Slobodan Milosevic and his cohort bear the overwhelming responsibility for fomenting the calamity we are now witnessing. In a cynical grab for power, and through the expert use of propaganda and other fascist methodologies, they whipped the people into a frenzy. But societies that luxuriate in a sense of victimhood make themselves vulnerable to such manipulation. It's inevitable that, from time to time, history is going to toss up power-hungry opportunists eager to exploit that weakness.

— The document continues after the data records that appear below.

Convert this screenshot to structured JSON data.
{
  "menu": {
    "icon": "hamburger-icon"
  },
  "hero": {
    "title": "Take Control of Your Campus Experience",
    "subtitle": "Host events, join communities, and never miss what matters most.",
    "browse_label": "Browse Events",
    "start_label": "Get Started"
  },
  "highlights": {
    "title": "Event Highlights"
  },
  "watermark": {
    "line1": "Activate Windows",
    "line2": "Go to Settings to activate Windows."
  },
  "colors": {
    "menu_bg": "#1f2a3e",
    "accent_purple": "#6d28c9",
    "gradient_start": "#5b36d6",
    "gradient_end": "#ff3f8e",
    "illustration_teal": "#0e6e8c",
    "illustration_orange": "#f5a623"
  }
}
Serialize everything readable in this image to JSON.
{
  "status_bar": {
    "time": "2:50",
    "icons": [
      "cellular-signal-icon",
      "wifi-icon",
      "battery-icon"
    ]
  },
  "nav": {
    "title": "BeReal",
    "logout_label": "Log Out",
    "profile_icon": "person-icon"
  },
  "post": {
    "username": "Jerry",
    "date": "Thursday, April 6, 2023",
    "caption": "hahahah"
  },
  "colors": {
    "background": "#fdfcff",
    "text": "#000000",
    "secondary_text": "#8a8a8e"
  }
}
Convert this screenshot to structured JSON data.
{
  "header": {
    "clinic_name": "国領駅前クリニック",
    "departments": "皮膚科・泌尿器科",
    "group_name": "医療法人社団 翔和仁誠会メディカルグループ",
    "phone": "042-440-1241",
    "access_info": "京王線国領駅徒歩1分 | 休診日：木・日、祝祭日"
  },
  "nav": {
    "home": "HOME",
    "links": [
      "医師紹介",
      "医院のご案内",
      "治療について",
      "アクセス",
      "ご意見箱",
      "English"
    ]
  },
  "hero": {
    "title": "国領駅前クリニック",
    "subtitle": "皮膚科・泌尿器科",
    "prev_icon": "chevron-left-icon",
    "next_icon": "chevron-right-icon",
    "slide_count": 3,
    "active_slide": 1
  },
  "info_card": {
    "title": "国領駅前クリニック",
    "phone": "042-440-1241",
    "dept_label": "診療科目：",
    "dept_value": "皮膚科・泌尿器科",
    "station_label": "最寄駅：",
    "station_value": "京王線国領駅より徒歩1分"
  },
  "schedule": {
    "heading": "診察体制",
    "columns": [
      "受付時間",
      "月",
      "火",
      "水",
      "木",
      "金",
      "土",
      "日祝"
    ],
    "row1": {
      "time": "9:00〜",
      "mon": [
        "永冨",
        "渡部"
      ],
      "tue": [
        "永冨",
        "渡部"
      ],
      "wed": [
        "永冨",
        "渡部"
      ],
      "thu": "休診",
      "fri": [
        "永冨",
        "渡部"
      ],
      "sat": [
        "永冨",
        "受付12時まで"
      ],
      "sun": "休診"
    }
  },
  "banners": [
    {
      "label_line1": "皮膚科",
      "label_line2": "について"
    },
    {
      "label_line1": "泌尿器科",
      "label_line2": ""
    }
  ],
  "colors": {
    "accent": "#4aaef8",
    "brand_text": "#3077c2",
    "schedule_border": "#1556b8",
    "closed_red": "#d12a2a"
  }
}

Yet the susceptibility to such opportunists is hardly inevitable: the tendency toward an endlessly self-pitying sense of victimhood is not some sort of inescapable genetic inheritance. Individuals can change, and so can entire societies. It's one thing to nurse blood vendettas in an era of knives and pistols - something altogether more fearsome to do so in a time of tanks and mortars and mines and dive-bombers. Today the Balkan myths - and especially the Serbian myths - invariably exalt the bloody heroes who went down fighting, calling forth vengeance upon their enemies for all eternity. Those are the stories that persist. And that is the ethos that will have to change.

[Compare the preceding analysis to that in the article Serbian aim to kill all Kosovars is nothing new. --Editor]

What sort of stories will people in the Balkans be telling each other a hundred years from now? Will Markovic's ghost - or, perhaps, the ghost of her Albanian counterpart, because a Kosovar defeat could as easily call forth its own undying dreams of vengeance - prove more corporeal than her living descendants? Will there even be any living descendants in that blasted land? (Can anyone doubt that across the next century tanks and mines are likely to be replaced by hijacked nuclear, biological, and chemical weapons?) Or will the Balkan peoples have achieved a new way of being - one that somehow marries accountability and forgiveness, that glories in tolerance and the blessedly human capacity for starting something anew?

See also "Aristotle in Belgrade" by Lawrence Weschler, 2004

[For a related perspective on societal responsibility for war crimes and the role of age-old hatreds,
see Slavenka Drakulic,
The Normalcy of War Criminals, February 27, 2002.  --Editor]

Balkan Witness Editor's comment:

Not only Serbs and Croats have the victim complex; the Bosnian Muslims do too. You can be a victim and still have a complex about it; look at the Jews. It has been said that everyone went into the Bosnian war as a victim.

At the same time, most Serbs don't know and don't care about the Albanians and are not speaking about them. Of course, it's also too dangerous for them to criticize their regime right now. They get assassinated for less.

The article minimizes Serbian suffering, however. The point is that the Serbs are ignoring the Albanian suffering, not that the Serbs are not suffering. It's ultimately unavoidable that smart bombs aren't so smart, and that NATO doesn't really give a damn about civilians. "Collateral damage" happens.

Note also that the Kosovo myth was created in the 19th century with the advent of modern nationalism. It's not something that was carried down from 1389.